里亚	5	5.0 颗星，最多 5 颗星	不适用	从其他地方买的，香味很棒，纯玫瑰的味道留香很长，我的男朋友也很喜欢我买的这款香水。
manisha.chauhan0091	5	5.0 颗星，最多 5 颗星	不适用	它很轻，持久，我喜欢它
UPS	1	1.0 颗星，最多 5 颗星	不适用	绝对是假的。香味仅持续15分钟。对皮肤也非常刺激。
萨那	1	1.0 颗星，最多 5 颗星	不适用	一个骗局游戏。假冒产品。

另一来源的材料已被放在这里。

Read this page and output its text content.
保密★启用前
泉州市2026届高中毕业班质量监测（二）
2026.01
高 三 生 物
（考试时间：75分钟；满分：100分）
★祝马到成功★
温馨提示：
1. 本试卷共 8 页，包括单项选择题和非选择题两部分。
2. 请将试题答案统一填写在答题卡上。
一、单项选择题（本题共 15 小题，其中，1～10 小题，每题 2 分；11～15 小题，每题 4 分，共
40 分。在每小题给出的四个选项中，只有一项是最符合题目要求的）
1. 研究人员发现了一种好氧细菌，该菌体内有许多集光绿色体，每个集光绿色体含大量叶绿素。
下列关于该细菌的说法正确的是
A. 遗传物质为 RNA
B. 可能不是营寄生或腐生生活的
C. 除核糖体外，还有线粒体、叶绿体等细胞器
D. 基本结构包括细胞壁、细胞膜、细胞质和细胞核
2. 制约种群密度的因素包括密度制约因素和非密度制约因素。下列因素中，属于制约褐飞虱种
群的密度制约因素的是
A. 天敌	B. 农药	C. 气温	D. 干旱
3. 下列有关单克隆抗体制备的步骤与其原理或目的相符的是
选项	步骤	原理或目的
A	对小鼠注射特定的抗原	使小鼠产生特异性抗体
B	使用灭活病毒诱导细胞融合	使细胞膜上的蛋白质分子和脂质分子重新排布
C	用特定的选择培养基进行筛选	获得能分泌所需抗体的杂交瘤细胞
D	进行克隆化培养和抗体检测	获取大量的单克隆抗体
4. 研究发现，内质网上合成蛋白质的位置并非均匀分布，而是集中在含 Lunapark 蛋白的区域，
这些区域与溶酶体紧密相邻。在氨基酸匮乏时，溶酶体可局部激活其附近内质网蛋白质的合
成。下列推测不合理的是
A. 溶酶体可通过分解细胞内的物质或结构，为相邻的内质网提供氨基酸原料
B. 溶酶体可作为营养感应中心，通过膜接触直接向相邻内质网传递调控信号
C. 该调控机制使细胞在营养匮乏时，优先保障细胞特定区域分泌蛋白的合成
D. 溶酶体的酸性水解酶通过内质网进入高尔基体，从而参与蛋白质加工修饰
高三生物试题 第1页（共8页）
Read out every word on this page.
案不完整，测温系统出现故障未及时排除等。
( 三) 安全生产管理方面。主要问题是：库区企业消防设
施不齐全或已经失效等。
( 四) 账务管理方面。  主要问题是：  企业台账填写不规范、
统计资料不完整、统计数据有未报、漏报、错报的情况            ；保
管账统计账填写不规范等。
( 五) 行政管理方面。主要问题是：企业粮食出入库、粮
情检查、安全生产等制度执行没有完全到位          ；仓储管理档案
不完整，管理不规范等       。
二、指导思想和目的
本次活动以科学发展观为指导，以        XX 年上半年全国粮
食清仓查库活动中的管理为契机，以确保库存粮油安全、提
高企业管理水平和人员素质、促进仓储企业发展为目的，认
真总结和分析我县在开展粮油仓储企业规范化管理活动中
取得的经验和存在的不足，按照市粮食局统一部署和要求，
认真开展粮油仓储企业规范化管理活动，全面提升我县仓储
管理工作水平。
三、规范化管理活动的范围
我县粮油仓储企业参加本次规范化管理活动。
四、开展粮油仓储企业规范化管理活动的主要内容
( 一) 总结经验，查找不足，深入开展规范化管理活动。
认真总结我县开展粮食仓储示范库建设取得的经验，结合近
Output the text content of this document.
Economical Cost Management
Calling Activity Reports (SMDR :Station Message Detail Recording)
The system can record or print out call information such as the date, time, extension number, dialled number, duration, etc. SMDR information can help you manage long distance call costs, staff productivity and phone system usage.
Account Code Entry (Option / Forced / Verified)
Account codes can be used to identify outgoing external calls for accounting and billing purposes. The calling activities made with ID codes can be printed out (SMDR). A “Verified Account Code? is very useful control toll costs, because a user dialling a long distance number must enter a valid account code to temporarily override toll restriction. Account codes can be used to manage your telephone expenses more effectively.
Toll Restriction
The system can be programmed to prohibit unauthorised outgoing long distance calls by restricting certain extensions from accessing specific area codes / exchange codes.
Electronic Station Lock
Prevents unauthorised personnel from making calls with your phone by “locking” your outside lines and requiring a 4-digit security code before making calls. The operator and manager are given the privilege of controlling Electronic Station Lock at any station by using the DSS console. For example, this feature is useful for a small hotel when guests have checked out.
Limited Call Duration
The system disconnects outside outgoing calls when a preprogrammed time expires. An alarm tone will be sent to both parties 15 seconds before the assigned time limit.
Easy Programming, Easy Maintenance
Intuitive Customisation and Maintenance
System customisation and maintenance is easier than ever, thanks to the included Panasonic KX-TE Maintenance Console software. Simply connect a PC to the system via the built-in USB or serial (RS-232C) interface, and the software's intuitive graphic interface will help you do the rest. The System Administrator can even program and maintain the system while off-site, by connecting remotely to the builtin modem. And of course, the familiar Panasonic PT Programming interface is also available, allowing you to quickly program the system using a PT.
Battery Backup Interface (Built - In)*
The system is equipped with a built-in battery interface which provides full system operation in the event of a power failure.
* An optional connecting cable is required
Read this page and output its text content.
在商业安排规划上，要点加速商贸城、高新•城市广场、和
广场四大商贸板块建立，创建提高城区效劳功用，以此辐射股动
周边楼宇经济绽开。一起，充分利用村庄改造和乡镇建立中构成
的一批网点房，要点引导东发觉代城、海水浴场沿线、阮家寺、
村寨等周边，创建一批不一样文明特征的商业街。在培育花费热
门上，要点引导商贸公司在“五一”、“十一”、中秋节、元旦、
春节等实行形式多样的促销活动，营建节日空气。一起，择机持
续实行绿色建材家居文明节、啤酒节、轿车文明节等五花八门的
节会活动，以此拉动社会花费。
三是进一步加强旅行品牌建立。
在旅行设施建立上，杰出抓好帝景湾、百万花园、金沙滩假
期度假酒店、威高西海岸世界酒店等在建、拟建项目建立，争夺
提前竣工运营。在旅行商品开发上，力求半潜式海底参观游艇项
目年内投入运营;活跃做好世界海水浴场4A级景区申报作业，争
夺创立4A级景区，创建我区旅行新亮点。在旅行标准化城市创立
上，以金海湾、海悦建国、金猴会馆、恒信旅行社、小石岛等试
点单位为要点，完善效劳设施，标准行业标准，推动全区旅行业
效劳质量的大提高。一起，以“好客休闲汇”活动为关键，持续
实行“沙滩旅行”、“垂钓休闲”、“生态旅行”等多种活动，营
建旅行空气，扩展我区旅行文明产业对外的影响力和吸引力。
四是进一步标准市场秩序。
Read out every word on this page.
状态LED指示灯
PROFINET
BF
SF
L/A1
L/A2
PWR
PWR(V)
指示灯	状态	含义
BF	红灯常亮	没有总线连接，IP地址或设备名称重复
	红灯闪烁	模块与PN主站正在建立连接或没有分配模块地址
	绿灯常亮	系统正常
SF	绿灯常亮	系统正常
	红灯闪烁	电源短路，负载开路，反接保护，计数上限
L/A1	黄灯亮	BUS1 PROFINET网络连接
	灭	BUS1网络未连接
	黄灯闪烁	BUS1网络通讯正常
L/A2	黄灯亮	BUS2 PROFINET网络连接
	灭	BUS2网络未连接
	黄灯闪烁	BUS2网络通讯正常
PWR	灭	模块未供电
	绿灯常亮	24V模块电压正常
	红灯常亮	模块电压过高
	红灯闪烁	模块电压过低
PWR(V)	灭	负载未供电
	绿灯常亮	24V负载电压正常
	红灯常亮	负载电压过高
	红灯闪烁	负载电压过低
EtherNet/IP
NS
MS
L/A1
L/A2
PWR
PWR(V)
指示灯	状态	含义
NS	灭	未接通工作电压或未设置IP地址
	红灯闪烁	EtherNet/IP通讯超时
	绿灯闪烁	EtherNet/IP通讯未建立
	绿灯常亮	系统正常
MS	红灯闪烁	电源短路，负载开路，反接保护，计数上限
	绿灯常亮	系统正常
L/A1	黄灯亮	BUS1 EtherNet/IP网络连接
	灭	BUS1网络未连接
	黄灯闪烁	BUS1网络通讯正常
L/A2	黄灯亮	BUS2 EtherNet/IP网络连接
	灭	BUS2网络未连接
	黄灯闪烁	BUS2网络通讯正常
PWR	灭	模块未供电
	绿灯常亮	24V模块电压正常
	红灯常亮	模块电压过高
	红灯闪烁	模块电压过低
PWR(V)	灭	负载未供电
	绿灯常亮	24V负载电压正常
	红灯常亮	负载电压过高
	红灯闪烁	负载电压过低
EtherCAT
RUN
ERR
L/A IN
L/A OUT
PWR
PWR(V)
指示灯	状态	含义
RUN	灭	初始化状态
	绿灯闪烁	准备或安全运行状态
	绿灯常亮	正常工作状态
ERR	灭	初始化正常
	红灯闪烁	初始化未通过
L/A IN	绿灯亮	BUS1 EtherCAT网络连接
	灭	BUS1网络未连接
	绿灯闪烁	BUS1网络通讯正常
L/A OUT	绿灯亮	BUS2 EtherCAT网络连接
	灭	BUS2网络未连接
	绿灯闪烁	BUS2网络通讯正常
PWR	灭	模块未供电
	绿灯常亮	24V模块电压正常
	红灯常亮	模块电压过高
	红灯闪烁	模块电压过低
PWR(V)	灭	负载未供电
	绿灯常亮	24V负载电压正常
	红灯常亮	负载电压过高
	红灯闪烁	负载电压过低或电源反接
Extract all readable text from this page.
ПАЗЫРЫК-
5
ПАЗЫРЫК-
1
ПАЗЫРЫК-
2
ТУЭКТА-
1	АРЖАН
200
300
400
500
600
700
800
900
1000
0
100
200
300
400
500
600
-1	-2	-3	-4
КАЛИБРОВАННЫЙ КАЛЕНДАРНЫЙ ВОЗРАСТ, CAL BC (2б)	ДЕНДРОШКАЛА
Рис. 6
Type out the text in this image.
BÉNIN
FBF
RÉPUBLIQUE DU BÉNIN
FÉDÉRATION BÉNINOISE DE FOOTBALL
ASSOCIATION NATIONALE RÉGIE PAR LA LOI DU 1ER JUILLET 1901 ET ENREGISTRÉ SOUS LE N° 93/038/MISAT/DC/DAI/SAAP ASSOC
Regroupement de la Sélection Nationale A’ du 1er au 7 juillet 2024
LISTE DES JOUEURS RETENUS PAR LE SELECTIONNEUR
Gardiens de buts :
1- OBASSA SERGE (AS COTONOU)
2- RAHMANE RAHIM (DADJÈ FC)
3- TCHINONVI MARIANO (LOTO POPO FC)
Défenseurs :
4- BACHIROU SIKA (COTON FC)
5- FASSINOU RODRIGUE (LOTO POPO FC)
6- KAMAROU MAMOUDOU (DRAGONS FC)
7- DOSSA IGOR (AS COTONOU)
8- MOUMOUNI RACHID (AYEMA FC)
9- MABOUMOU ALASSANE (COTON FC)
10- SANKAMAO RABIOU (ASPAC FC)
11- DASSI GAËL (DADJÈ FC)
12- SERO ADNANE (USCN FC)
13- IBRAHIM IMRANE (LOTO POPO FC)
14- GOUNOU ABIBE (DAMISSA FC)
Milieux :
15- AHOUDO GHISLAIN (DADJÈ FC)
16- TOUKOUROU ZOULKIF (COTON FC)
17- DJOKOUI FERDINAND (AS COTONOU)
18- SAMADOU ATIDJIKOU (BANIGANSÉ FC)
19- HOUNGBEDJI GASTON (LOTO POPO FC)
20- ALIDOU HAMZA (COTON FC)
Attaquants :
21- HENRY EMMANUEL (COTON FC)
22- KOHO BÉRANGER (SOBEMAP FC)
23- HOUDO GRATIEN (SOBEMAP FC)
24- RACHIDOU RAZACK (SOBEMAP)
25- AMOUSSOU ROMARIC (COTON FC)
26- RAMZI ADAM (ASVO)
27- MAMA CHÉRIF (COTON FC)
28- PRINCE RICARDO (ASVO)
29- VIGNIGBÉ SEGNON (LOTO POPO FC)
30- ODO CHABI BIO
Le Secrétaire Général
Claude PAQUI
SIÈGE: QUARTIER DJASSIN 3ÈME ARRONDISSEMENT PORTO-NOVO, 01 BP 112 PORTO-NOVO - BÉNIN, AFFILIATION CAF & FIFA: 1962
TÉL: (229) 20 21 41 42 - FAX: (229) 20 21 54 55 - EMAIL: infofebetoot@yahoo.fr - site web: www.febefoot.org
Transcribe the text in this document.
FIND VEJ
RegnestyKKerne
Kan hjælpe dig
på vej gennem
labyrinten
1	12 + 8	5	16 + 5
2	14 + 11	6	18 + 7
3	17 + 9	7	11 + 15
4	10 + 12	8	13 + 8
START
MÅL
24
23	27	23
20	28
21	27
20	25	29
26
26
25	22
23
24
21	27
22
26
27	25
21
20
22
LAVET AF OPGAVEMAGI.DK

不要上当
朱莉安娜·苏亚雷斯·费雷拉	不适用	Ótimo 产品	不适用	产品 verdadeiro，com cheio da riqueza，não fixa muito，mas é delicioso。 Dura na minha pele umas 3 小时 e depois fica um cheirinho 级别...超级推荐

这是我的代码

import re
import nltk
import numpy as np
import pandas as pd
from bs4 import BeautifulSoup
from nltk.sentiment import SentimentIntensityAnalyzer
from nltk.tokenize import word_tokenize
from sklearn.linear_model import LogisticRegression
from sklearn.metrics import accuracy_score, precision_score, recall_score, f1_score
from sklearn.model_selection import train_test_split
from sklearn.utils.class_weight import compute_class_weight

# Ensure necessary NLTK datasets and models are downloaded
# nltk.download('punkt')
# nltk.download('vader_lexicon')

# Load the data
df = pd.read_csv("reviews.csv")  # Make sure to replace 'reviews.csv' with your actual file path

# Preprocess data
df['Stars'] = df['Stars'].fillna(3.0)  # Handle missing values
df['Title'] = df['Title'].str.lower()  # Standardize text formats
df['Description'] = df['Description'].str.lower()
df = df.drop(['Name', 'Date'], axis=1)  # Drop unnecessary columns
print(df)


# Categorize sentiment based on star ratings
def categorize_sentiment(stars):
    if stars >= 4.0:
        return 'Positive'
    elif stars <= 2.0:
        return 'Negative'
    else:
        return 'Neutral'


df['Sentiment'] = df['Stars'].apply(categorize_sentiment)


# Clean and tokenize text
def clean_text(text):
    text = BeautifulSoup(text, "html.parser").get_text()
    letters_only = re.sub("[^a-zA-Z]", " ", text)
    return letters_only.lower()


def tokenize(text):
    return word_tokenize(text)


df['Clean_Description'] = df['Description'].apply(clean_text)
df['Tokens'] = df['Clean_Description'].apply(tokenize)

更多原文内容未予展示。